Sadly, Ben, his alarm clock failing him, never appeared and the three trucks roared off in the dark without him. I was disappointed in not having a close friend on the trip with me, but the sense of adventure soon overtook me and I fell asleep in my place at the end of the bench near the back of the truck.
The first leg of our tour consisted of driving eight hours straight towards the northern Egyptian desert. We traveled southwest from Jerusalem through Bethlehem, Hebron and Beersheba through the Negev and west into Sinai and Egypt proper. It wasn’t so much a matter of the sheer mileage we would be traveling, but the fascinating, and sometimes forbidding, terrain we would be passing through during our trip that was going to be memorable.
I awoke with the rising sun at about 7 a.m. Situated as I was in the back of the truck, I had been separated from the outside desert winds by a canvas flap that I could move whenever I wanted a glimpse of the exterior. The vista was now unchanging—sand dunes with an occasional disabled vehicle off to the side of the narrow two-lane road we were crossing. Our guide told us we would be stopping for some refreshment about 9 a.m.
At the appointed time, the trucks pulled up along the side of the dusty road. I jumped off onto the shoulder along with the 20-odd fellow passengers. A small mirror was screwed onto the back of the truck. I was shocked by my image in the mirror. Though presumably sheltered from the desert by the heavy canvas that enclosed us in the truck, my hair had turned from its normal dark brown to a light, sandy color in the course of the six hours’ exposure to Sinai conditions. In the days to come we were to discover how penetrating desert sand truly is and how thankless would any effort be to avoid sand getting into every object of clothing, body parts and—even—the food we ate.
Following a pit stop of 15 minutes, we continued on to the site of an abandoned Egyptian dam project, originally funded with Soviet aid. The plan had been to develop a water irrigation project to rival what Israel was doing “next door” in the Negev, transforming desert land into fruitful, arable territory. The Egyptians under Nasser were not as successful as their neighbors, and as we saw with our own eyes, their efforts had been literally swallowed up by the timeless desert in a matter of several years.
We camped that evening at the southernmost point of the desert sector, Sinai being divided roughly into three sections: Saharan-type desert in the north, wilderness sector in the middle and an extensive mountain range in the south. The mountains tapered off into a narrow coastal plain where the famous port city of Sharm-El-Sheikh was located.

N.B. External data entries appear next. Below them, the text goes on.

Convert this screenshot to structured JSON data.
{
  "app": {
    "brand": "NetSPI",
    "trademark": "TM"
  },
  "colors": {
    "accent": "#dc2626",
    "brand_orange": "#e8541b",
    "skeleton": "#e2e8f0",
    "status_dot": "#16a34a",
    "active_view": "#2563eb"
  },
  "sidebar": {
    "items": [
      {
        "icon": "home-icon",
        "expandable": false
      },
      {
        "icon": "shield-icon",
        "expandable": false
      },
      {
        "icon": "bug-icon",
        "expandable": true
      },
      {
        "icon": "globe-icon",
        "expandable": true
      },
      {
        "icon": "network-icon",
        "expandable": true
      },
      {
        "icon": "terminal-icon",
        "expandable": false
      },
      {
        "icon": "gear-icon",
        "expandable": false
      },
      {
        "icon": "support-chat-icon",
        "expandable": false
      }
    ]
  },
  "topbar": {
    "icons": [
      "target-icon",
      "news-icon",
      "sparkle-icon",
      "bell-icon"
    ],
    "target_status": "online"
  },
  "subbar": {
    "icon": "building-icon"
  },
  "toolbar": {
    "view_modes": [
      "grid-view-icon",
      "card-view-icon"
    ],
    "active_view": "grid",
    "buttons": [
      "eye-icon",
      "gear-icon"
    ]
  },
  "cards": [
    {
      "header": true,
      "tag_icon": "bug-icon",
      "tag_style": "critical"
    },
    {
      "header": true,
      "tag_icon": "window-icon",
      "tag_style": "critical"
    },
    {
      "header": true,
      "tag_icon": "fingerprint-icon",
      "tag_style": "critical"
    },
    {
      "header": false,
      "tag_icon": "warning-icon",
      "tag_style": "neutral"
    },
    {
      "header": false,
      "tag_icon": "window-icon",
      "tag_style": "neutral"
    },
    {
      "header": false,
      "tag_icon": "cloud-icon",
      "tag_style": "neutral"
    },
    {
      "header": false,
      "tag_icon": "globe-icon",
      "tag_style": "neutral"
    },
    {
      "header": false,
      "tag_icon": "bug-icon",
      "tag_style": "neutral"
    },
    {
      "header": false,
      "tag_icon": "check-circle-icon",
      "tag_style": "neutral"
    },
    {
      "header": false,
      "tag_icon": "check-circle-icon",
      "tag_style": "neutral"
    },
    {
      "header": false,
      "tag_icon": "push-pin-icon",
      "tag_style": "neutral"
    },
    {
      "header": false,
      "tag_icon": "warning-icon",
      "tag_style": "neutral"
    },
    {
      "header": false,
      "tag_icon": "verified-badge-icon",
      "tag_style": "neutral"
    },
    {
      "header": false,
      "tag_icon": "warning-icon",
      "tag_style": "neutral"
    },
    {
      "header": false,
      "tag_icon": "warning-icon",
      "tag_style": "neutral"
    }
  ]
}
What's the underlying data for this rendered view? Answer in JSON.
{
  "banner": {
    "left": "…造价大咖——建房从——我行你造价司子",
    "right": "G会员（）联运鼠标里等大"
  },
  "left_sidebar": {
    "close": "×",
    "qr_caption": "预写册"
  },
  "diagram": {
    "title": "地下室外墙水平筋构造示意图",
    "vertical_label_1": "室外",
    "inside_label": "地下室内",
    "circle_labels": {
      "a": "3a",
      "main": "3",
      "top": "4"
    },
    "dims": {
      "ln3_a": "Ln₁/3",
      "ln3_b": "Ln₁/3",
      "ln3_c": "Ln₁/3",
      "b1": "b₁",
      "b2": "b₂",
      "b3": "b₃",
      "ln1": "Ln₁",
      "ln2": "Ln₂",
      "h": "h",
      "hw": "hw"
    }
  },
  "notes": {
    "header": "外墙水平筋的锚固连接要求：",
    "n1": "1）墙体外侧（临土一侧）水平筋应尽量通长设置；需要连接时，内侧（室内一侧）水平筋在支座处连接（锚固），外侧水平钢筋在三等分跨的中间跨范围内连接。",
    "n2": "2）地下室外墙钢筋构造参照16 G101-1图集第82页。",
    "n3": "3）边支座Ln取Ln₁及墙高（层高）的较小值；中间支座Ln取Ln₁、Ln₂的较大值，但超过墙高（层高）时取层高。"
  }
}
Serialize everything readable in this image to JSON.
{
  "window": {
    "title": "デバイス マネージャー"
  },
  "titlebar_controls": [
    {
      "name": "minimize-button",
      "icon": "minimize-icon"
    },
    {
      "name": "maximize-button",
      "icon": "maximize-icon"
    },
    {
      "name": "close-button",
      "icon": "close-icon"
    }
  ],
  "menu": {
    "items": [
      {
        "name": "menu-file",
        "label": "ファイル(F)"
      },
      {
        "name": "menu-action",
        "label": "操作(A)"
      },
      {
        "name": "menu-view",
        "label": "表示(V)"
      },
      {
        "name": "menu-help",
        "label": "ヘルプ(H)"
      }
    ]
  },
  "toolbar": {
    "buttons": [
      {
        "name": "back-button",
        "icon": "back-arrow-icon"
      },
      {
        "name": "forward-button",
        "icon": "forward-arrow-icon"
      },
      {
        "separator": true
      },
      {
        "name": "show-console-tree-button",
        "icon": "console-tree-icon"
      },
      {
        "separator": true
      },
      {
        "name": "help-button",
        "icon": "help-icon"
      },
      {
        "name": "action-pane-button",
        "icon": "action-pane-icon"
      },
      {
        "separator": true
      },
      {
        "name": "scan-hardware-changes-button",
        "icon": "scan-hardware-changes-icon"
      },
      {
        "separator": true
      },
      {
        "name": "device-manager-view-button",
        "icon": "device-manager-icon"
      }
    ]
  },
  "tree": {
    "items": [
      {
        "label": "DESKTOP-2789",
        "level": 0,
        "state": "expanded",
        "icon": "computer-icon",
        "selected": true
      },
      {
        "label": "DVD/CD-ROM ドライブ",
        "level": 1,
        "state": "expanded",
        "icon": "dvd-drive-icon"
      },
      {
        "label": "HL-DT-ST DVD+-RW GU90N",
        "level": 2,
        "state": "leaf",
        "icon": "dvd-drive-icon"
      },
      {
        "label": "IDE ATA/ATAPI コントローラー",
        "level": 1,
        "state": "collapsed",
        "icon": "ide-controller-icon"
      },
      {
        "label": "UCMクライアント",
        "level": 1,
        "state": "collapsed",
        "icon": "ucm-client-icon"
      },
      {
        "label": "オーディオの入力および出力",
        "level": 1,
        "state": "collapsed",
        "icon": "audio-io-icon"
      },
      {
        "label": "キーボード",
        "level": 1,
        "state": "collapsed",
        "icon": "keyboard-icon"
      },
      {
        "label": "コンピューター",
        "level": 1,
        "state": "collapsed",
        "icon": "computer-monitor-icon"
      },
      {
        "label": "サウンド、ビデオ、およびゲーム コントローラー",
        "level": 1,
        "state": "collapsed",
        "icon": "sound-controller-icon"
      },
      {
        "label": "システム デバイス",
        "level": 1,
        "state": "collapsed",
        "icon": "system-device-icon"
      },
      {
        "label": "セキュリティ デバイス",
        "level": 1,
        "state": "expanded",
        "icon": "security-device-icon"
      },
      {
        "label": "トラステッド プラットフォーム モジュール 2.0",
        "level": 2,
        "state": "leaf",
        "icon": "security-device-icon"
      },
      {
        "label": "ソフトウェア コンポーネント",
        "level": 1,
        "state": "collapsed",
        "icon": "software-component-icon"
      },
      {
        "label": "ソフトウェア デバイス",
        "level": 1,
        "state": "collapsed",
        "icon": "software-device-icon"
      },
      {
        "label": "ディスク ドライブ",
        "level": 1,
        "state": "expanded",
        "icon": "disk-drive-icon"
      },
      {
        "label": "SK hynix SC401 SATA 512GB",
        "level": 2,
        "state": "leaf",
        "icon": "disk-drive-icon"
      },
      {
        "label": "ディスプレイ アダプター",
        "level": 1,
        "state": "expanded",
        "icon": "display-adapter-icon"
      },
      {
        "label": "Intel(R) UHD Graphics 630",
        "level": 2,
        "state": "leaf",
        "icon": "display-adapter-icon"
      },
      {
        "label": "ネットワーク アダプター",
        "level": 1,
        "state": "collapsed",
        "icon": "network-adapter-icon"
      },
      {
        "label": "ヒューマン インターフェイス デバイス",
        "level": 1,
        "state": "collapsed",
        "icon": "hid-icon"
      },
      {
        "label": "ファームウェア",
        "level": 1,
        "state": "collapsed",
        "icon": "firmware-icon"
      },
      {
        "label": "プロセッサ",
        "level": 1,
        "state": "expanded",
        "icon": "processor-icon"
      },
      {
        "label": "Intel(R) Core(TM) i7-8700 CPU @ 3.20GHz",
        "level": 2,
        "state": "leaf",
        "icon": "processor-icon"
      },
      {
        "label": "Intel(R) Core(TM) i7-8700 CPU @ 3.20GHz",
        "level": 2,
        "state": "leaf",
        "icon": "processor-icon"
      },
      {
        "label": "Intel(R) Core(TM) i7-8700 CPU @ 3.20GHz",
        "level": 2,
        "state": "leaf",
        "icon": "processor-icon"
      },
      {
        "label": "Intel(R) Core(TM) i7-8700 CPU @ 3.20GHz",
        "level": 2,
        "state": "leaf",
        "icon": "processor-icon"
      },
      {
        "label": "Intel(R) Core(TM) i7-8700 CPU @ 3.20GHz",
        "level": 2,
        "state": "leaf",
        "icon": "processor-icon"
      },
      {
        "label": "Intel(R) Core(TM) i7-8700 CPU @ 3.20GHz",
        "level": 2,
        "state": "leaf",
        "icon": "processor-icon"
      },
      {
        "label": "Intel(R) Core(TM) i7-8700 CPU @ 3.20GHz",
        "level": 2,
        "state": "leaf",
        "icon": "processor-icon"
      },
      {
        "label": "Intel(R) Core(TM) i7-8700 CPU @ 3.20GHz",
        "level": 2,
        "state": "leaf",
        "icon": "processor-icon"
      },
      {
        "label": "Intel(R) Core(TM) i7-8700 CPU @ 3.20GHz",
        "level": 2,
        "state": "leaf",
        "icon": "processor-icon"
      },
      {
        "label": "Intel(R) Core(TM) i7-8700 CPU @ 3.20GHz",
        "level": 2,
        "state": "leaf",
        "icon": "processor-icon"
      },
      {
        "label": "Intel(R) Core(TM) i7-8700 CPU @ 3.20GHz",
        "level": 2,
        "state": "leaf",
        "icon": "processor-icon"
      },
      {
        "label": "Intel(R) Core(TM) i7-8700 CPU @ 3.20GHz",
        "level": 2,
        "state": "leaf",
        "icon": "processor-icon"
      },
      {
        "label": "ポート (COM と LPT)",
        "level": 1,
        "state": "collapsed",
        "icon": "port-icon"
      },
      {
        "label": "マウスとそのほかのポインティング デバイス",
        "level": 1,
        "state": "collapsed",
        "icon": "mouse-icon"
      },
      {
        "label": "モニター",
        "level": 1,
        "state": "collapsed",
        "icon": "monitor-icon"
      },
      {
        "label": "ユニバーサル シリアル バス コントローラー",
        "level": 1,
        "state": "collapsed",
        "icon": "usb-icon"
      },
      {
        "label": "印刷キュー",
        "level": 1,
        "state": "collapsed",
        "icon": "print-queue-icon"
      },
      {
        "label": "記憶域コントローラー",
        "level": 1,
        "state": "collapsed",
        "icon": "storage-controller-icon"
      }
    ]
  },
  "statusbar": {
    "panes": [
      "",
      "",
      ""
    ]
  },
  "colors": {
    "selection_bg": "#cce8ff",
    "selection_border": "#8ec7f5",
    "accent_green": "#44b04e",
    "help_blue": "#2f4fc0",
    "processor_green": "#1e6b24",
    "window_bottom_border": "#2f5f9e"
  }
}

As the sun set in the west, we gathered around a large campfire where we ate a hearty meal of bread and flavorful chulent. After dinner we spread our sleeping gear around the fire, leaving room for everyone to maneuver in the dark. The desert night was cold and each of us had a quick lesson on how to handle all personal needs in the desert. Use a flashlight, call out ahead of time and walk at least 20 paces from the nearest known sleeping bag before taking care of business! Not unexpectedly, I fell asleep as soon as my head hit the sleeping bag. It had been a long day, and the total stillness of the desert night did not distract as much as one might have thought.